The increase in volume of atmospheric gas will make more oxygen available for the reaction. The more oxygen that is available, the more that combustion can use. A fire needs three things to keep it going; fuel, oxygen and heat. Without these, a fire will go out. The flame of a candle needs the oxygen inside of the beaker to carry on burning. The more oxygen there is, the more the candle can use. The larger the beaker, the more oxygen that it contains. So, the larger the beaker, the longer the candle will burn for. Plan First of all we set up our apparatus.
Equipment Five different sized beakers 105cm cubed 282cm cubed 500cm cubed 600cm cubed 1100 cm cubed One Gas Jar with an unknown volume Six candles of exactly the same size Stop Watch Plasticene Measuring cylinder Safety mat Diagram of apparatus Method Firstly, I must clear away all un-needed equipment so we can make as much use of all available space as possible. In pairs, we must remember to block up all of the gaps in the beakers, with plasticene. We will find the actual air space of each beaker, by filling them by water and by using a measuring cylinder, measure how many ml of water each beaker can contain.

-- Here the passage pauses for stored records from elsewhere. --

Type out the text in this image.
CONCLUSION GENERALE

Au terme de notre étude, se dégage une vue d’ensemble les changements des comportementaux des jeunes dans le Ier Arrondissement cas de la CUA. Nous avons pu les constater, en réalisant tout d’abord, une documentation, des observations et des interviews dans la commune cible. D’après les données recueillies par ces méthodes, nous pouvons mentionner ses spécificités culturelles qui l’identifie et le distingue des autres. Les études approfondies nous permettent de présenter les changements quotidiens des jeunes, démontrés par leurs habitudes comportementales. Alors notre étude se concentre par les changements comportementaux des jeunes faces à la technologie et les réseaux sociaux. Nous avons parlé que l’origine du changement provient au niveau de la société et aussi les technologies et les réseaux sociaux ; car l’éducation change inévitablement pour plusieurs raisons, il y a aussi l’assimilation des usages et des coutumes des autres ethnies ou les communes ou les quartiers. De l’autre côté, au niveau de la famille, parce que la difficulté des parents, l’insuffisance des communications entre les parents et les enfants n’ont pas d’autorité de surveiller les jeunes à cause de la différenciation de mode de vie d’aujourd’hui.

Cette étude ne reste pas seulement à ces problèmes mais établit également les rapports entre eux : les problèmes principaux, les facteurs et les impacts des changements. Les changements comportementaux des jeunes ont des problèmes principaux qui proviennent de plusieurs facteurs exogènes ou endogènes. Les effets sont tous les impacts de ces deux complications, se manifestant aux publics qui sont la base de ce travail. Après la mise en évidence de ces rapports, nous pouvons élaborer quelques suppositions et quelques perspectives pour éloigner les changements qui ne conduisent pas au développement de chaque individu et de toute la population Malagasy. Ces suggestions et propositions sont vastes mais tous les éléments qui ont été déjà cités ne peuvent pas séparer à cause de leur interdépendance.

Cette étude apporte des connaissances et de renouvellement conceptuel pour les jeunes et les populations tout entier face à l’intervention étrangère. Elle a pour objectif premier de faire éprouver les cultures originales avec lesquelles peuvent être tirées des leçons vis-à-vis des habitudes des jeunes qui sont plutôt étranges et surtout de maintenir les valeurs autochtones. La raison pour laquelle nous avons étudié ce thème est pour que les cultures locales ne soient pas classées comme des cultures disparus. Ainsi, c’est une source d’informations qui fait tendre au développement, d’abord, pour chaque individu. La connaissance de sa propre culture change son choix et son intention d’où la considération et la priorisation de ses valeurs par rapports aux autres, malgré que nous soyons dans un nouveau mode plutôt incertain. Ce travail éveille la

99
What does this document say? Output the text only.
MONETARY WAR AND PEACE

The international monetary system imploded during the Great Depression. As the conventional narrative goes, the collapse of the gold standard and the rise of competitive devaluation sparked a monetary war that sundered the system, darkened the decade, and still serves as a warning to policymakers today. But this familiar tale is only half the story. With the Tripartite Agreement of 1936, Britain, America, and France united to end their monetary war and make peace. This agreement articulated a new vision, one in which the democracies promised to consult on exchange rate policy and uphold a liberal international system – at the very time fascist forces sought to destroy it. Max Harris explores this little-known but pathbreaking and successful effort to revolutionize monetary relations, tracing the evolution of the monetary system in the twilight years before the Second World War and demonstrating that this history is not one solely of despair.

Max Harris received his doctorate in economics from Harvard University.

Then we will record our result into a Results table. The factors that I will change are the size of the glass beakers ONLY. Everything else will be kept the same. We are aiming to measure how long the candle burns for. To make my experiment safe, we will be wearing goggles throughout the whole experiment, and we will make as less mess as possible. We will also keep all bags/coats etc under the desk, and we will stand throughout the whole experiment. To make our experiment a fair test, the candles that we use, will be of the same wax, size and colour.